Para Robert Reich, economista de la Universidad de Berkeley, “el tónico más potente para las economías en crisis es el crecimiento (…) No bastan las soluciones monetarias (como la baja de las tasas de interés a casi cero decretada por la Reserva Federal de EE.UU), y que la austeridad fiscal que propone la política económica vigente es la peor medicina en el peor momento”.


Mientras tanto, Paul Krugman y Joseph Stiglitz (premios Nobel de Economía, conocidos como “neokeynesianos”), entre muchos otros, indican que la mejor medida anticrisis (para salir de la depresión) es estimular un shock de gasto fiscal orientado a mejorar ostensiblemente los niveles de consumo de alimentos y bienes (mediante transferencias directas a ciudadanos sin trabajo, obras públicas y microcréditos agropecuarios).

• Crisis general y extinción del Globalismo

El Capitalismo se constituyó como sociedad a partir de la mitad del siglo XVIII sobre la base de los dos factores cruciales de la Modernidad: el capital dinero y el trabajo asalariado. Desde entonces, los principios y los valores de estos factores rigen las dinámicas de la sociedad en todos sus planos. Sin embargo, la mayoría de los economistas solo tiene en cuenta la crisis del capital y no la del trabajo para estudiar la crisis mundial. Así, a esta última la conciben solo como una crisis financiera y no como una de las últimas crisis del sistema del trabajo y del capital tal como existen hoy en día.

Existen dos tipos de capital: el capital líquido o variable —papel moneda, bonos, acciones, certificados, tarjetas de crédito—, y el capital fijo o constante —infraestructura productiva e inmobiliaria, bienes duraderos— (sin considerar el capital saber como factor crucial del desarrollo en el futuro cercano).

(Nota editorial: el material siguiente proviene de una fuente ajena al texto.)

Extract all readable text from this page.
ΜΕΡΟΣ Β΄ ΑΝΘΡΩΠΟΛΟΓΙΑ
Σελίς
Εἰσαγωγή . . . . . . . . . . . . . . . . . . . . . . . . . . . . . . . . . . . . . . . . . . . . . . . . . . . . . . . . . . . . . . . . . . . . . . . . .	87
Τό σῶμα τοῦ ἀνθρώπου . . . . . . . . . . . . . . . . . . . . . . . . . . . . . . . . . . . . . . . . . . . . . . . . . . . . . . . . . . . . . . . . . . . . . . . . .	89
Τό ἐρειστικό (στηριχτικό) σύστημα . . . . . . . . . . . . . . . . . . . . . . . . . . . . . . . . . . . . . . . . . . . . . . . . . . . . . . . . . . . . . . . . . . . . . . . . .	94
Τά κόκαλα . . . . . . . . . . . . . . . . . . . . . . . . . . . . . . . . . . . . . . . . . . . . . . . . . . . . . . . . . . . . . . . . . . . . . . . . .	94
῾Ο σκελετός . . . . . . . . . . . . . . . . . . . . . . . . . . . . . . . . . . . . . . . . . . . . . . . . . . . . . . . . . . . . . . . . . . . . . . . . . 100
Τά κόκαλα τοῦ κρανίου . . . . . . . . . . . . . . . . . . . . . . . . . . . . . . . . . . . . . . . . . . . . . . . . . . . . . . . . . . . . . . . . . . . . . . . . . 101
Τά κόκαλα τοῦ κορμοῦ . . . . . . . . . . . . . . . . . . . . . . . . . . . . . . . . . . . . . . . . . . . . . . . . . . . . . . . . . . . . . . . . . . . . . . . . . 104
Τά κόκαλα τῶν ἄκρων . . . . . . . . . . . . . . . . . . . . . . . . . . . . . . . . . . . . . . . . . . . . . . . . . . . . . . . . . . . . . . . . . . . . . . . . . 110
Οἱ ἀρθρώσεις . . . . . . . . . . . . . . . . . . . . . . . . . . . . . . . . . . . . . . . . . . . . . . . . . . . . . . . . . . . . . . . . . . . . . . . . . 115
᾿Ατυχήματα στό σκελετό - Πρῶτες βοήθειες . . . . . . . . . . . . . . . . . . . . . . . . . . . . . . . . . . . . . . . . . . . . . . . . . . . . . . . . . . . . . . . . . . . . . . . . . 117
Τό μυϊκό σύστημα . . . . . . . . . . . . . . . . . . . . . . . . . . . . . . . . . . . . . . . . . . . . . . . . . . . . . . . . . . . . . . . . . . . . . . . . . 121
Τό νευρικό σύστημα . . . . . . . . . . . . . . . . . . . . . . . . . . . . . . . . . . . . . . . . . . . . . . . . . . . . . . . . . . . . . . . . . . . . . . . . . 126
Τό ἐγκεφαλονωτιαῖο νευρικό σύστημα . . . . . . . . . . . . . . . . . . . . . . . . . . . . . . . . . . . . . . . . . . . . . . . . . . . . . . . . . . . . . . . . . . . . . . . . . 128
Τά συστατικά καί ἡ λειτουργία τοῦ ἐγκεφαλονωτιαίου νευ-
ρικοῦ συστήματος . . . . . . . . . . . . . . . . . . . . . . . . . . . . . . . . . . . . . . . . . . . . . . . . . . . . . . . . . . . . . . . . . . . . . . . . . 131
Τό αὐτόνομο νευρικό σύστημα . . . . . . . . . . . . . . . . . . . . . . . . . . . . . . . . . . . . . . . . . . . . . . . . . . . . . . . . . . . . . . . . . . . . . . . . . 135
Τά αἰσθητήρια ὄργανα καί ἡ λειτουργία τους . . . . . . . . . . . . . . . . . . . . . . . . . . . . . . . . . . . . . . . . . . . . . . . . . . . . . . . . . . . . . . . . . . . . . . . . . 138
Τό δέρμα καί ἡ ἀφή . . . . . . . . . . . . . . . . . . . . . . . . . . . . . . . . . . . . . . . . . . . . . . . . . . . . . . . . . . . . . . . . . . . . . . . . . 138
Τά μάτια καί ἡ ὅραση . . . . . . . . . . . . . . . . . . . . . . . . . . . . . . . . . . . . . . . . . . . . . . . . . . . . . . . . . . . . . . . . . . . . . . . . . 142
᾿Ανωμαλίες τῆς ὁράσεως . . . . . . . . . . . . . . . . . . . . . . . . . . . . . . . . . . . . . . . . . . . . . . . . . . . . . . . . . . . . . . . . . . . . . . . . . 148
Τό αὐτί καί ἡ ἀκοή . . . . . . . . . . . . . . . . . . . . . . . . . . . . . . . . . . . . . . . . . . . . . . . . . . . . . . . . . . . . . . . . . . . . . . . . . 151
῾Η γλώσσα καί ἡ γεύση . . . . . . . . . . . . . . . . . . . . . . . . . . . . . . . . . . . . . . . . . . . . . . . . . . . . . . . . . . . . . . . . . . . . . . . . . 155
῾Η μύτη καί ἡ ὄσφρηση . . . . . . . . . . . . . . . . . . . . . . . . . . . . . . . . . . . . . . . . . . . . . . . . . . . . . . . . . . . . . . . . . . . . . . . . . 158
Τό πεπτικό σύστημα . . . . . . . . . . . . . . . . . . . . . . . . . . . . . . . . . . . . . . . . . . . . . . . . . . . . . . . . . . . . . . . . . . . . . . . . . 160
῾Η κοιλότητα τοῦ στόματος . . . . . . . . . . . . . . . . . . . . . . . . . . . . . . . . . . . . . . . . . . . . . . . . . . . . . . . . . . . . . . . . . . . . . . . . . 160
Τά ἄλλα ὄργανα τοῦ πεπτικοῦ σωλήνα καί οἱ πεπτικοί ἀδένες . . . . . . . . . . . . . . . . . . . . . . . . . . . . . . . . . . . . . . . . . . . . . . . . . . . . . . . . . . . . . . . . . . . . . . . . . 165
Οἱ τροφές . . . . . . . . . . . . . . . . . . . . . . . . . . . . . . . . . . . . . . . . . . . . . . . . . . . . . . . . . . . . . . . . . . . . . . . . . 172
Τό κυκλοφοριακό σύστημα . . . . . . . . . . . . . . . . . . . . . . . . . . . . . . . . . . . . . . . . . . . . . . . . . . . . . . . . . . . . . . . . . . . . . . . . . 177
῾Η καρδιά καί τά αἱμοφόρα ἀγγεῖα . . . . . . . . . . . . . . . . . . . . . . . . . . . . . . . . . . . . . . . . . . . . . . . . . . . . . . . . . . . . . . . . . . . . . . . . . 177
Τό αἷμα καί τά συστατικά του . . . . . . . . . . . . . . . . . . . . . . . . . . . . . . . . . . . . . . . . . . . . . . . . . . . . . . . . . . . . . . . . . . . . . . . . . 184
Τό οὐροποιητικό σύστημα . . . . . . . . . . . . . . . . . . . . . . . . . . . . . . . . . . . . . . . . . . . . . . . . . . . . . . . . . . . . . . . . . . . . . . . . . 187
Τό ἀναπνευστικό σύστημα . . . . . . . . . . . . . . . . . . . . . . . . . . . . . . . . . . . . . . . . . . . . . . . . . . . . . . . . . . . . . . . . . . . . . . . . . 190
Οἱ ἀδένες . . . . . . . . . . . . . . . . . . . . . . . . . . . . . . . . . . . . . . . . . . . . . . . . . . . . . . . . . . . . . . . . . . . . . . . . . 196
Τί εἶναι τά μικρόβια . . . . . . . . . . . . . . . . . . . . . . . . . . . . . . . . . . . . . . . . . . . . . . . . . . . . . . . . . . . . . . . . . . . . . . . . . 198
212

Desde la década de 1980, el capital líquido se ha reproducido sin cesar por emisión estatal y privada incontrolable, vg. bonos y acciones, y por remuneración de depósitos o tasa de interés libre (TIL). Igualmente, el capital fijo se ha reproducido extraordinariamente como consecuencia de la revolución técnico – científica, pero, sobre todo, se ha revalorizado por incidencia de la TIL y por especulación bursátil. En las últimas tres décadas, la gran reproducción y revalorización del capital mundial ocasionó la inflación de precios que sufre todavía el mundo (alimentos, insumos industriales, bienes muebles, servicios, etc.).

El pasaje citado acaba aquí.